Marcellus ST. (martyr). Aside from Marcellus I, pope of Rome (q.v.), and Marcellus of Apamea (q.v.), the martyrologues mention a number of other martyrs of that name, the more important of which are:
I. MARCELLUS who perished during the persecution of Antoninus Philosophus. Having refused to participate in a repast with the prefect Priscus, and remonstrated with the latter and his guests on account of their idolatry, he was half buried in the ground, in the open air, and died thus after three days. The year 140 is given as the date of his death; he is commemorated on September 4. See Surius, T.V. Gregorii Turon. Lib. de gloriamart. c. 53; Ruinart, Acta primorum martyrum, p. 73.
II. MARCELLUS, the chief of the Trajan Legion, who, for refusing to participate in heathen sacrifices at Tingis, in Mauritania, was beheaded by order of the governor, Aurelianus Agricola, in 270. See Surius, vol. 5; Ruinart, p. 302 sq. He is commemorated on Oct. 20.
III. MARCELLUS who suffered at Argenton, in France, under Aurelian. He was a native of Rome, son of a heathen father and a Christian mother, who brought him up a Christian. When of age, he fled to Argenton on account of the persecution of Aurelian. Here he wrought some wonderful cures, which attracted the attention of the prefect Heraclius. Arrested, he fearlessly confessed his faith, and, after scourging, was roasted on a spit; but as this neither converted nor killed him, he was beheaded. He is commemorated on June 29. See Gregorii Turon. Lib. de gloria mart. c. 52.
IV. MARCELLUS, bishop of Die, in France, was born at Avignon of Christian parents, and religiously brought up.

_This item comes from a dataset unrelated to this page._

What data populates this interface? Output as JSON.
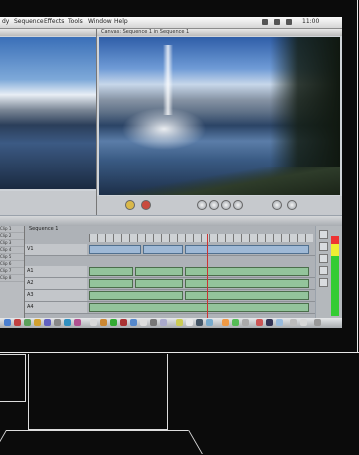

He was ordained by his brother, who was bishop of Die before him. At the time of his election another was also appointed, but he was taken to the church by his adherents and there reconciled with his adversaries. On this occasion. it is said, a dove was seen to descend upon his head. He was thrown into prison by the Arians for opposing their views, and died there in the beginning of the 6th century. He is commemorated on April 9. See Gregorii Turon. Lib. de gloria confess. c. 7. — Herzog, Real-Encyklopädie, 9:22; Pierer, Univ. — Lexikcon, 10:855. (J. N. P.)